NAJAM, J., and CRONE, J., concur.. Post-Conviction Rule 2 pertains to the right of an "eligible defendant” to file a belated notice of appeal of a conviction or sentence after a trial or plea of guilty in a criminal case and is not applicable herein. See Ind. Post-conviction Rule 2(1).
. Because we disagree with this argument, we need not discuss the timeliness implications of this date for the rest of the filings in this case.
. The thirtieth day after August 20, 2010 was September 19, 2010, but as that day was a Sunday, any filing deadline was extended to the next business day, September 20, 2010. See App. R. 25 (computation of time).

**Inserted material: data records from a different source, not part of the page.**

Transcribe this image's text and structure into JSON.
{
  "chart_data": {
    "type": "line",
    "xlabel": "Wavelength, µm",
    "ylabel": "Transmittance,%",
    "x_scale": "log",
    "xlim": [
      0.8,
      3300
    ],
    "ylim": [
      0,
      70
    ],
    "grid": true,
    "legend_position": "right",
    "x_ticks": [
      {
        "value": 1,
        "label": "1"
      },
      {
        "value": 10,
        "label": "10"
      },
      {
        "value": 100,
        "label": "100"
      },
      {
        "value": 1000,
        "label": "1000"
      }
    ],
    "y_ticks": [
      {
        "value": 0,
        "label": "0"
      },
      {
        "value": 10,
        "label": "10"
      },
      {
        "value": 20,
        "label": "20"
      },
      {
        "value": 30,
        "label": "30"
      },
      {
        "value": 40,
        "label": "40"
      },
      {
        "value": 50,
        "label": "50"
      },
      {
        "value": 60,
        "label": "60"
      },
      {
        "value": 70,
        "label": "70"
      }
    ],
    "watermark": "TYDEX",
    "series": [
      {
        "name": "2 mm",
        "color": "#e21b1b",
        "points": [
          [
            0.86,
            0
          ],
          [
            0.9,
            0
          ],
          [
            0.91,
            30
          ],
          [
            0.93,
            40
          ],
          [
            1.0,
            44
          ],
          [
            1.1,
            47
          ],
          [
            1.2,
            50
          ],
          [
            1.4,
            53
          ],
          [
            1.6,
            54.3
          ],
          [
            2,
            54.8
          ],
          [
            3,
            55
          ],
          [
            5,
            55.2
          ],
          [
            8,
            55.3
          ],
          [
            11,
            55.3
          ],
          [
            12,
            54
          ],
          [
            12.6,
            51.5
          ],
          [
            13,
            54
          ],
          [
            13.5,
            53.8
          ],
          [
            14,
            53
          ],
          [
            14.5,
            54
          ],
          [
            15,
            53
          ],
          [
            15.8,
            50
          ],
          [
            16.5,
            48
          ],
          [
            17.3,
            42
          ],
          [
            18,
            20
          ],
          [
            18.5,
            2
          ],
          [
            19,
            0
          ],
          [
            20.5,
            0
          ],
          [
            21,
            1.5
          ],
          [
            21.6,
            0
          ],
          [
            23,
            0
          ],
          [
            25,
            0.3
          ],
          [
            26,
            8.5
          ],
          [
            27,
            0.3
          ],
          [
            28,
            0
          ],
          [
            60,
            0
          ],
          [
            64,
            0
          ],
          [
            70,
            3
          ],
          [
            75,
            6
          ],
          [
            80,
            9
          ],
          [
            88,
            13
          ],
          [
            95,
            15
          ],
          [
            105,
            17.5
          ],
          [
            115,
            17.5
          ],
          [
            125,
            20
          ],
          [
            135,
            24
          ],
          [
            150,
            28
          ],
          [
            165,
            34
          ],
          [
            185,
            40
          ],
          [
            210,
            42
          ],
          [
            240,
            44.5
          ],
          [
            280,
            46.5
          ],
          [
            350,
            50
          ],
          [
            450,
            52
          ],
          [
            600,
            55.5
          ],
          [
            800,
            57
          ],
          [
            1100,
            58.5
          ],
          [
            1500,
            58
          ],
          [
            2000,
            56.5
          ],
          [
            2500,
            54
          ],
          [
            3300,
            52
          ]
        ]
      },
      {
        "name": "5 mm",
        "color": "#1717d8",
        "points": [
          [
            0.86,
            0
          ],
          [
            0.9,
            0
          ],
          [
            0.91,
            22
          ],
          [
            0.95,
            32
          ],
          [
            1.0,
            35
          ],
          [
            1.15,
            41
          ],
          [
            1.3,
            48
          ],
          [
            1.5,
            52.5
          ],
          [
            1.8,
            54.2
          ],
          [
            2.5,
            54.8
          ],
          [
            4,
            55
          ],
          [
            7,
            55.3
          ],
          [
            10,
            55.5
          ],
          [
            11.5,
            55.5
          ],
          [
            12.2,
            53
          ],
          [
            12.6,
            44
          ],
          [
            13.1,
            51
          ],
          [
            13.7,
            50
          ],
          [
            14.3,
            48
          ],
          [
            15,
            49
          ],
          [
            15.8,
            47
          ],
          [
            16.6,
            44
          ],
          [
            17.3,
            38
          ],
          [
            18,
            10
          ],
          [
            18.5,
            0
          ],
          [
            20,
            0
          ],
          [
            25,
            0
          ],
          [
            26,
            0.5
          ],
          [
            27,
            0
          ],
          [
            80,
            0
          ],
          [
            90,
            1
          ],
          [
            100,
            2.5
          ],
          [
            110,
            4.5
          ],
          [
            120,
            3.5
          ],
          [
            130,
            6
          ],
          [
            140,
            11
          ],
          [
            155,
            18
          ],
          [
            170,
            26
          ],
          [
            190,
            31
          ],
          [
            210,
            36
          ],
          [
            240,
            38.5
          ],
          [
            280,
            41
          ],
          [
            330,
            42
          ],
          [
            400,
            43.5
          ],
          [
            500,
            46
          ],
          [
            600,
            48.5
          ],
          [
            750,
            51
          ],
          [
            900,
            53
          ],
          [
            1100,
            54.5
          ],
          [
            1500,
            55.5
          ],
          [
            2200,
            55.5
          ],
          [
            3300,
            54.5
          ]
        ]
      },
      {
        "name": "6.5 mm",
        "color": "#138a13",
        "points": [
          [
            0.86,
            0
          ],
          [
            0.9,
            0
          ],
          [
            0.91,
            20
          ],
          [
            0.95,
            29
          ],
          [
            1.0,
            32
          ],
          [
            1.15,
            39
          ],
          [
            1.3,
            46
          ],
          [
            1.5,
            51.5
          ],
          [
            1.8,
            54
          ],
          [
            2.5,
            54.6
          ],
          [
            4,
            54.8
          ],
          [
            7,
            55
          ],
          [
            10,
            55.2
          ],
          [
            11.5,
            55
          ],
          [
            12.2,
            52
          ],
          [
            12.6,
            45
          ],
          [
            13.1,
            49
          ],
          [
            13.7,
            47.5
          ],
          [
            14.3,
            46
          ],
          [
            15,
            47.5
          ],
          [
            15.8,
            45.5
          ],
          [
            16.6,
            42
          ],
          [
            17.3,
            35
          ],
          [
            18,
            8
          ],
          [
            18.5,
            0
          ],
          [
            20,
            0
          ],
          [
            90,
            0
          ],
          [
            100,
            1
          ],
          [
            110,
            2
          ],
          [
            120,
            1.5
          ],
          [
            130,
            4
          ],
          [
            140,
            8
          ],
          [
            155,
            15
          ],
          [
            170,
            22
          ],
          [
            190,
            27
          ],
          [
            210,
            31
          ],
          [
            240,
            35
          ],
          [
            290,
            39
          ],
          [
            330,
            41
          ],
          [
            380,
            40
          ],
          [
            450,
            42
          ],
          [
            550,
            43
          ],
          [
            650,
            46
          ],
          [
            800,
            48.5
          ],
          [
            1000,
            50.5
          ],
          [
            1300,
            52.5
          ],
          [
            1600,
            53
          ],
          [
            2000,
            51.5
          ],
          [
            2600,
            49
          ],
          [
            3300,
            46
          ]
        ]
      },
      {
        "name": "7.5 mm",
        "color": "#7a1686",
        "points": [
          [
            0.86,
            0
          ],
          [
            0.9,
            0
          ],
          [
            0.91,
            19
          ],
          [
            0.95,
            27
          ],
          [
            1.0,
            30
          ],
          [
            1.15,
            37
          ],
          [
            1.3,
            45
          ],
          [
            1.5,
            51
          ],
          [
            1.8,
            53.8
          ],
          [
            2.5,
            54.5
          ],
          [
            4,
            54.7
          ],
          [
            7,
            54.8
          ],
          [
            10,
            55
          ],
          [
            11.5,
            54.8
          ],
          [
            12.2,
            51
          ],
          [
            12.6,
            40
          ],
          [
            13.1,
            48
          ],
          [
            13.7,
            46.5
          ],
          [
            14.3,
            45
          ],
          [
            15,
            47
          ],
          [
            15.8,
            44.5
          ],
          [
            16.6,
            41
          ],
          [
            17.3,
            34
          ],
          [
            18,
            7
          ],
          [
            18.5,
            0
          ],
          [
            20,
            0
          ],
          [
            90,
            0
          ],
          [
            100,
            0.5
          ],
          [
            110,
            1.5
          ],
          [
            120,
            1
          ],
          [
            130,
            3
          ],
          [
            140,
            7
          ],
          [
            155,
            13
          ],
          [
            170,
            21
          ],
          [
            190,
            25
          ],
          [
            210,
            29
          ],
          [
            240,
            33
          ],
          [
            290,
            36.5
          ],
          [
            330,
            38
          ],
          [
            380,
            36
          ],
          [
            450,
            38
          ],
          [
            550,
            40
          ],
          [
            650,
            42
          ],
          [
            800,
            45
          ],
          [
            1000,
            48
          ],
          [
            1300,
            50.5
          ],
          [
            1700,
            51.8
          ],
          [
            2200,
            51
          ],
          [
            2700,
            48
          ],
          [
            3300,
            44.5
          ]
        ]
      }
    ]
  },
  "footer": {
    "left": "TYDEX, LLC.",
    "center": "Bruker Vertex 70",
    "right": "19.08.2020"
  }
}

. We note the motions panel of this court granted a motion by Parents allowing their brief to be filed and the case to proceed on the merits. The issue of whether Parents' appeal was timely was briefed by both parties and our decision here is on the merits of that issue. In dismissing this appeal for failure to *214file a timely notice of appeal, we are not necessarily revisiting the decision of the motions panel, but it is clear we may do so. See Cincinnati Ins. Co. v. Young, 852 N.E.2d 8, 12 (Ind.Ct.App.2006), trans. denied.